Phineas looked so hard and stern that Elizabeth was at the moment more afraid of him than of the pirates. She at once ran to do his bidding. Rex meanwhile was clambering down from his dizzy perch, and Guy and Phineas were getting the big gun into position and loading it with ball. Martin stood by, dancing and clapping his hands and shouting at intervals: ‘Down with the pirates!' He was in a terrible state of agitation because there was nothing he could do; he had been sternly told to keep out of harm's way. But Phineas at last made him happy by sending him to the cook's galley to get a lighted torch.

The pirate craft, her deck crowded with ragged and gesticulating ruffians, was now bearing down with all speed upon the little
Resmiranda.

‘East about!' commanded Phineas. ‘Larboard thy helm, lass!'

Martin snatched up the spy-glass, which Rex had put down, and gazed through it at the oncoming pirates. They were a fierce and hideous and dirty-looking crew, with cruel eyes and savage whiskers; their mouths were open so wide in their gloating triumph that Martin could almost see down their throats. Their cutlasses glittered in the sunlight; their pistols bulged at their belts; their brazen yells floated across the water and struck terror to the children's hearts. They all wore red kerchiefs knotted
round their heads, except the one who appeared to be their leader, who was taller and brawnier than the others, and had a long crooked nose and black teeth; this terrible fellow wore a black three-cornered hat with a skull-and-crossbones device worked on the brim in scarlet wool. They were, in fact, just Martin's idea of what pirates should be; and, frightened though he was, he couldn't help being thrilled by the sight of them.

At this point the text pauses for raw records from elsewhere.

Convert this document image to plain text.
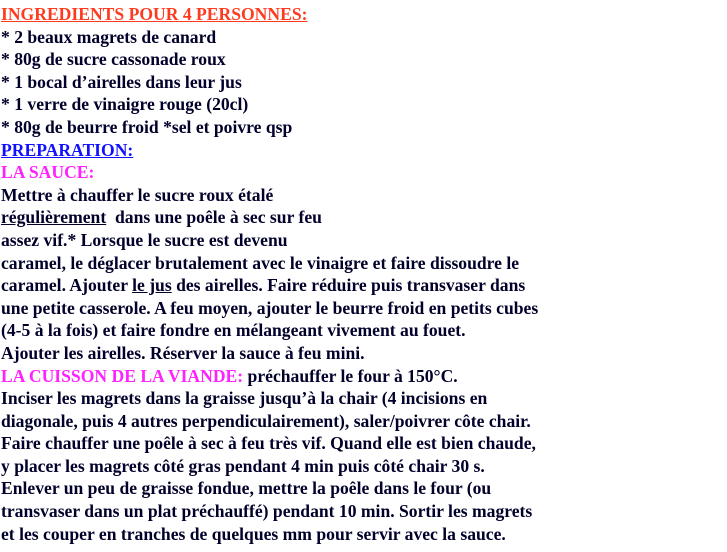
INGREDIENTS POUR 4 PERSONNES:
* 2 beaux magrets de canard
* 80g de sucre cassonade roux
* 1 bocal d’airelles dans leur jus
* 1 verre de vinaigre rouge (20cl)
* 80g de beurre froid *sel et poivre qsp
PREPARATION:
LA SAUCE:
Mettre à chauffer le sucre roux étalé
régulièrement  dans une poêle à sec sur feu
assez vif.* Lorsque le sucre est devenu
caramel, le déglacer brutalement avec le vinaigre et faire dissoudre le
caramel. Ajouter le jus des airelles. Faire réduire puis transvaser dans
une petite casserole. A feu moyen, ajouter le beurre froid en petits cubes
(4-5 à la fois) et faire fondre en mélangeant vivement au fouet.
Ajouter les airelles. Réserver la sauce à feu mini.
LA CUISSON DE LA VIANDE: préchauffer le four à 150°C.
Inciser les magrets dans la graisse jusqu’à la chair (4 incisions en
diagonale, puis 4 autres perpendiculairement), saler/poivrer côte chair.
Faire chauffer une poêle à sec à feu très vif. Quand elle est bien chaude,
y placer les magrets côté gras pendant 4 min puis côté chair 30 s.
Enlever un peu de graisse fondue, mettre la poêle dans le four (ou
transvaser dans un plat préchauffé) pendant 10 min. Sortir les magrets
et les couper en tranches de quelques mm pour servir avec la sauce.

Suddenly there came a flash of fire on the pirates' deck, a cloud of black smoke, and a loud explosion; and something whizzed past high over the topmost sail of the
Resmiranda.

‘The brutes!' shouted Rex indignantly. ‘Shall we fire, Phineas?'

‘Wait orders!' growled Phineas. ‘Starboard a little, starboard a little!' he called to Elizabeth.

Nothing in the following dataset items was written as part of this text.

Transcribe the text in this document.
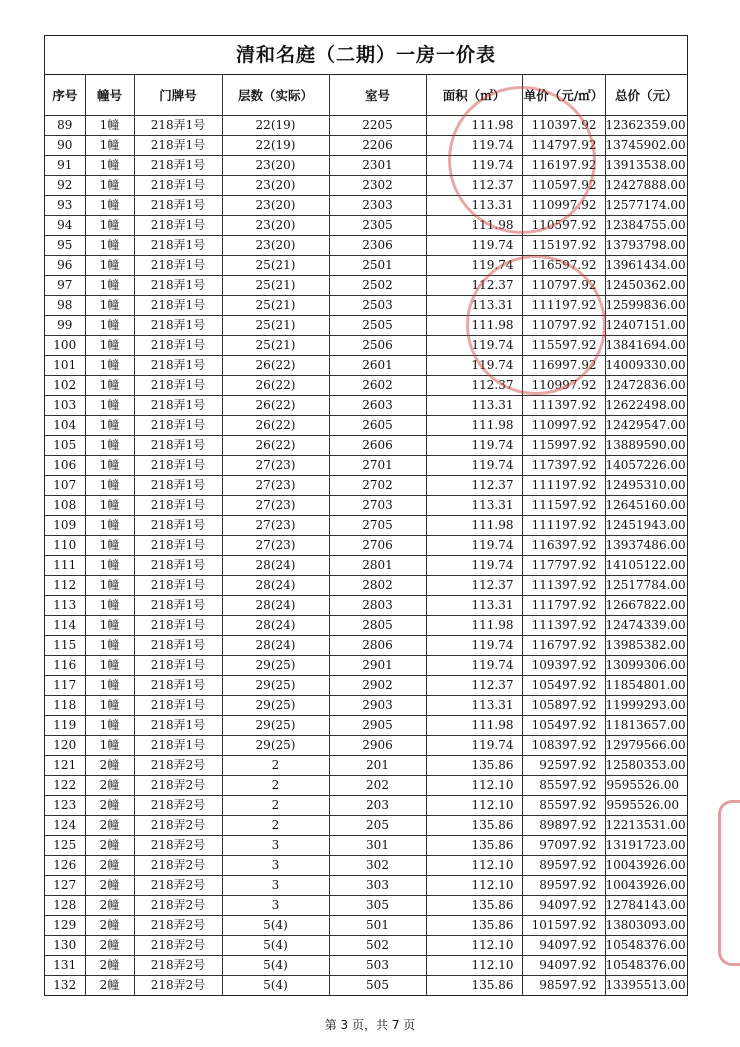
清和名庭（二期）一房一价表
序号	幢号	门牌号	层数（实际）	室号	面积（㎡）	单价（元/㎡）	总价（元）
89	1幢	218弄1号	22(19)	2205	111.98	110397.92	12362359.00
90	1幢	218弄1号	22(19)	2206	119.74	114797.92	13745902.00
91	1幢	218弄1号	23(20)	2301	119.74	116197.92	13913538.00
92	1幢	218弄1号	23(20)	2302	112.37	110597.92	12427888.00
93	1幢	218弄1号	23(20)	2303	113.31	110997.92	12577174.00
94	1幢	218弄1号	23(20)	2305	111.98	110597.92	12384755.00
95	1幢	218弄1号	23(20)	2306	119.74	115197.92	13793798.00
96	1幢	218弄1号	25(21)	2501	119.74	116597.92	13961434.00
97	1幢	218弄1号	25(21)	2502	112.37	110797.92	12450362.00
98	1幢	218弄1号	25(21)	2503	113.31	111197.92	12599836.00
99	1幢	218弄1号	25(21)	2505	111.98	110797.92	12407151.00
100	1幢	218弄1号	25(21)	2506	119.74	115597.92	13841694.00
101	1幢	218弄1号	26(22)	2601	119.74	116997.92	14009330.00
102	1幢	218弄1号	26(22)	2602	112.37	110997.92	12472836.00
103	1幢	218弄1号	26(22)	2603	113.31	111397.92	12622498.00
104	1幢	218弄1号	26(22)	2605	111.98	110997.92	12429547.00
105	1幢	218弄1号	26(22)	2606	119.74	115997.92	13889590.00
106	1幢	218弄1号	27(23)	2701	119.74	117397.92	14057226.00
107	1幢	218弄1号	27(23)	2702	112.37	111197.92	12495310.00
108	1幢	218弄1号	27(23)	2703	113.31	111597.92	12645160.00
109	1幢	218弄1号	27(23)	2705	111.98	111197.92	12451943.00
110	1幢	218弄1号	27(23)	2706	119.74	116397.92	13937486.00
111	1幢	218弄1号	28(24)	2801	119.74	117797.92	14105122.00
112	1幢	218弄1号	28(24)	2802	112.37	111397.92	12517784.00
113	1幢	218弄1号	28(24)	2803	113.31	111797.92	12667822.00
114	1幢	218弄1号	28(24)	2805	111.98	111397.92	12474339.00
115	1幢	218弄1号	28(24)	2806	119.74	116797.92	13985382.00
116	1幢	218弄1号	29(25)	2901	119.74	109397.92	13099306.00
117	1幢	218弄1号	29(25)	2902	112.37	105497.92	11854801.00
118	1幢	218弄1号	29(25)	2903	113.31	105897.92	11999293.00
119	1幢	218弄1号	29(25)	2905	111.98	105497.92	11813657.00
120	1幢	218弄1号	29(25)	2906	119.74	108397.92	12979566.00
121	2幢	218弄2号	2	201	135.86	92597.92	12580353.00
122	2幢	218弄2号	2	202	112.10	85597.92	9595526.00
123	2幢	218弄2号	2	203	112.10	85597.92	9595526.00
124	2幢	218弄2号	2	205	135.86	89897.92	12213531.00
125	2幢	218弄2号	3	301	135.86	97097.92	13191723.00
126	2幢	218弄2号	3	302	112.10	89597.92	10043926.00
127	2幢	218弄2号	3	303	112.10	89597.92	10043926.00
128	2幢	218弄2号	3	305	135.86	94097.92	12784143.00
129	2幢	218弄2号	5(4)	501	135.86	101597.92	13803093.00
130	2幢	218弄2号	5(4)	502	112.10	94097.92	10548376.00
131	2幢	218弄2号	5(4)	503	112.10	94097.92	10548376.00
132	2幢	218弄2号	5(4)	505	135.86	98597.92	13395513.00
第 3 页，共 7 页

Another flash, another cloud of smoke, another roar of the pirates' cannonry. At that very moment, by good chance, a great wave rolled along which the
Resmiranda
crested gracefully. The ball fell into the water five yards from her stern.

‘Let's have a bang at 'em, Phineas!' Rex implored. ‘Oh, do let's!'

Phineas was busy making ready a second gun. ‘Cease thy bibble-babble, manikin. Loose fire at 'em? Nay, if we answer them not, maybe they'll think we have no gunner aboard and venture too near. We'll bide our good time…'

Already the pirate ship was very near, and Elizabeth, standing at the helm with her wits busy on the task of doing quickly whatever Phineas told her, had scarcely time to entertain the dreadful thought that if the pirates fired again they might hit their mark. Not till the distance between the two ships had dwindled to less than thirty yards did Phineas give the word.

‘They be trying to ram us, lad,' he said. ‘Stand back.'

He took the torch from Martin's hand, waved him back, and then put it to the touch-hole of the gun. The deck shook with the thunder; the air filled with the acrid taste of gunpowder. When the smoke cleared away they saw that the main mast of the pirate ship was shot down. The pirates were running backwards and forwards yelling like devils.